Пройдя в кабинет, Николай первым делом потрогал печку и, убедившись, что она горячая, решился избавиться от плаща. Потом снял цилиндр, бережно положил его на стол и принялся энергично тереть уши.

— Неужели, и вправду, так холодно? — спросил Матвей, разливая по рюмкам коньяк.

— Не то слово: мороз хуже, чем на Крещенье, да еще этот проклятый ветер! Собственно, я и не собирался гулять, потому так легко и оделся, — Николай выпрямился и многозначительно, торжественно посмотрел на приятеля. — Матвей, у меня к тебе очень важный разговор. Настолько важный, что я даже потрудился послать тебе утром записку, чтобы ты заранее к нему подготовился.

— Да я уж давно подготовился, — рассмеялся Матвей. — Ты написал, что будешь у меня в полдень, а уже третий час!

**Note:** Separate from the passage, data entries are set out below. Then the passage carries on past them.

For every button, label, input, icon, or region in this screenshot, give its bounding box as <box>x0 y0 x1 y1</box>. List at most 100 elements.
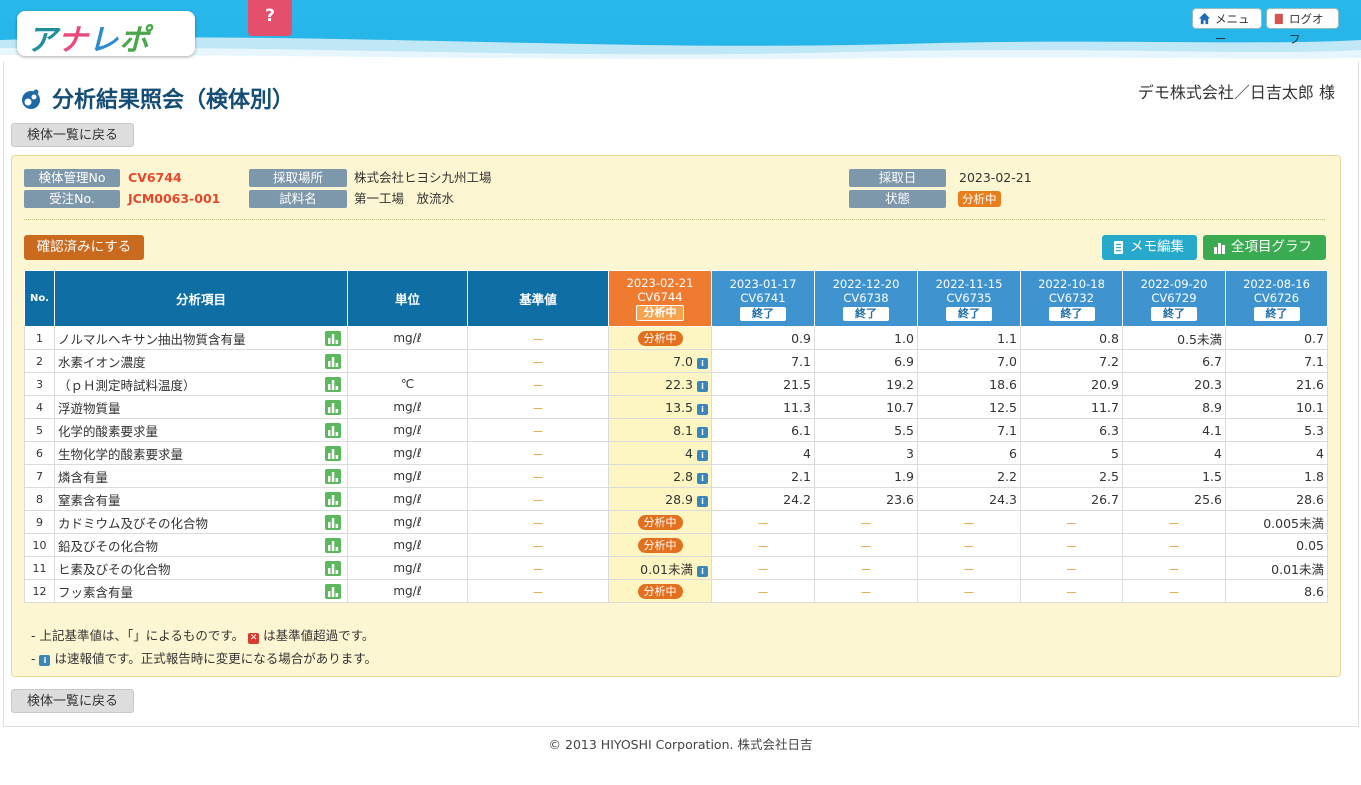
graph-icon[interactable] <box>325 469 341 484</box>
past-value: － <box>917 510 1021 534</box>
past-value: 21.5 <box>711 372 815 396</box>
info-icon: i <box>697 357 708 369</box>
header-sample-4: 2022-10-18 CV6732 終了 <box>1020 270 1123 327</box>
all-items-graph-button[interactable]: 全項目グラフ <box>1203 235 1326 260</box>
item-standard: － <box>467 487 609 511</box>
item-name-text: ノルマルヘキサン抽出物質含有量 <box>58 331 246 347</box>
sample-status: 終了 <box>946 306 992 321</box>
item-standard: － <box>467 372 609 396</box>
logo-text: アナレポ <box>27 23 151 58</box>
past-value: － <box>711 579 815 603</box>
table-row: 3 （ｐＨ測定時試料温度） ℃ － 22.3 i 21.5 19.2 18.6 20.9 20.3 2… <box>24 372 1328 396</box>
sample-name-value: 第一工場 放流水 <box>354 191 455 206</box>
past-value: 2.1 <box>711 464 815 488</box>
menu-button[interactable]: メニュー <box>1192 8 1262 46</box>
logoff-label: ログオフ <box>1289 12 1324 46</box>
memo-edit-button[interactable]: メモ編集 <box>1102 235 1197 260</box>
item-name: ヒ素及びその化合物 <box>54 556 348 580</box>
table-row: 12 フッ素含有量 mg/ℓ －分析中－－－－－ 8.6 <box>24 579 1328 603</box>
header-no: No. <box>24 270 55 327</box>
sample-status: 終了 <box>1253 306 1300 321</box>
table-row: 1 ノルマルヘキサン抽出物質含有量 mg/ℓ － 分析中 0.9 1.0 1.1 0.8 0.5未… <box>24 326 1328 350</box>
row-no: 10 <box>24 533 55 557</box>
row-no: 7 <box>24 464 55 488</box>
item-standard: － <box>467 349 609 373</box>
current-value-text: 4 <box>685 445 693 461</box>
graph-icon[interactable] <box>325 515 341 530</box>
date-value: 2023-02-21 <box>959 170 1032 185</box>
memo-icon <box>1114 241 1123 254</box>
past-value: － <box>711 533 815 557</box>
item-standard: － <box>467 326 609 350</box>
divider <box>24 219 1325 220</box>
item-unit: mg/ℓ <box>347 487 468 511</box>
graph-icon[interactable] <box>325 446 341 461</box>
graph-icon[interactable] <box>325 331 341 346</box>
confirm-button[interactable]: 確認済みにする <box>24 235 144 260</box>
current-value: 8.1 i <box>608 418 712 442</box>
past-value: 1.1 <box>917 326 1021 350</box>
graph-icon[interactable] <box>325 584 341 599</box>
past-value: 10.7 <box>814 395 918 419</box>
sample-date: 2023-01-17 <box>729 276 797 291</box>
current-value: 0.01未満 i <box>608 556 712 580</box>
past-value: 7.1 <box>917 418 1021 442</box>
sample-date: 2022-12-20 <box>832 276 900 291</box>
past-value: － <box>1122 556 1226 580</box>
note-dash: - <box>31 651 40 666</box>
past-value: 0.005未満 <box>1225 510 1328 534</box>
past-value: － <box>1020 579 1123 603</box>
back-to-list-button-bottom[interactable]: 検体一覧に戻る <box>11 689 134 713</box>
door-icon <box>1274 13 1283 25</box>
logoff-button[interactable]: ログオフ <box>1266 8 1339 46</box>
memo-edit-label: メモ編集 <box>1130 239 1184 255</box>
analyzing-badge: 分析中 <box>637 331 683 346</box>
past-value: 24.2 <box>711 487 815 511</box>
past-value: 4 <box>1225 441 1328 465</box>
info-icon: i <box>697 495 708 507</box>
past-value: 11.3 <box>711 395 815 419</box>
item-standard: － <box>467 418 609 442</box>
graph-icon[interactable] <box>325 423 341 438</box>
graph-icon[interactable] <box>325 538 341 553</box>
header-sample-5: 2022-09-20 CV6729 終了 <box>1122 270 1226 327</box>
graph-icon[interactable] <box>325 561 341 576</box>
note-preliminary: - i は速報値です。正式報告時に変更になる場合があります。 <box>31 648 377 667</box>
note-standard-text: - 上記基準値は、「」によるものです。 <box>31 628 245 643</box>
past-value: 1.0 <box>814 326 918 350</box>
order-no-label: 受注No. <box>24 190 120 208</box>
current-value-text: 8.1 <box>673 422 693 438</box>
past-value: 6.3 <box>1020 418 1123 442</box>
past-value: 0.7 <box>1225 326 1328 350</box>
app-logo[interactable]: アナレポ <box>17 11 195 58</box>
info-icon: i <box>697 449 708 461</box>
item-unit: mg/ℓ <box>347 441 468 465</box>
footer-copyright: © 2013 HIYOSHI Corporation. 株式会社日吉 <box>548 737 813 752</box>
past-value: － <box>1020 533 1123 557</box>
header-std: 基準値 <box>467 270 609 327</box>
past-value: 1.8 <box>1225 464 1328 488</box>
graph-icon[interactable] <box>325 377 341 392</box>
exceed-icon: ✕ <box>248 633 260 644</box>
past-value: 2.5 <box>1020 464 1123 488</box>
sample-date: 2022-10-18 <box>1038 276 1105 291</box>
sample-status: 終了 <box>740 306 786 321</box>
past-value: 0.8 <box>1020 326 1123 350</box>
help-tab[interactable]: ? <box>248 0 292 36</box>
header-sample-0: 2023-02-21 CV6744 分析中 <box>608 270 712 327</box>
table-row: 8 窒素含有量 mg/ℓ － 28.9 i 24.2 23.6 24.3 26.7 25.6 28.6 <box>24 487 1328 511</box>
item-name-text: 水素イオン濃度 <box>58 354 146 370</box>
row-no: 1 <box>24 326 55 350</box>
header-sample-6: 2022-08-16 CV6726 終了 <box>1225 270 1328 327</box>
graph-icon[interactable] <box>325 400 341 415</box>
past-value: － <box>814 579 918 603</box>
graph-icon[interactable] <box>325 354 341 369</box>
back-to-list-button-top[interactable]: 検体一覧に戻る <box>11 123 134 147</box>
past-value: － <box>814 510 918 534</box>
top-header: アナレポ ? メニュー ログオフ <box>0 0 1361 64</box>
past-value: 5.5 <box>814 418 918 442</box>
analyzing-badge: 分析中 <box>637 584 683 599</box>
info-icon: i <box>697 426 708 438</box>
current-value: 22.3 i <box>608 372 712 396</box>
graph-icon[interactable] <box>325 492 341 507</box>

— Ах, ради Бога, оставь, наконец, свои глупые насмешки! — сердито вскричал Николай. — Дело и впрямь серьезное, речь идет о твоей судьбе. Да-да, — повторил он, потягивая маленькими глотками коньяк и выразительно посматривая на друга, — ни мало ни много, о твоей судьбе. Так что ты, уж пожалуйста, настройся на серьезный лад.

— Изволь, — сказал Матвей, раскрывая коробку с английскими сигарами. — Я настроился на самый серьезный лад и готов внимательно тебя выслушать. Итак?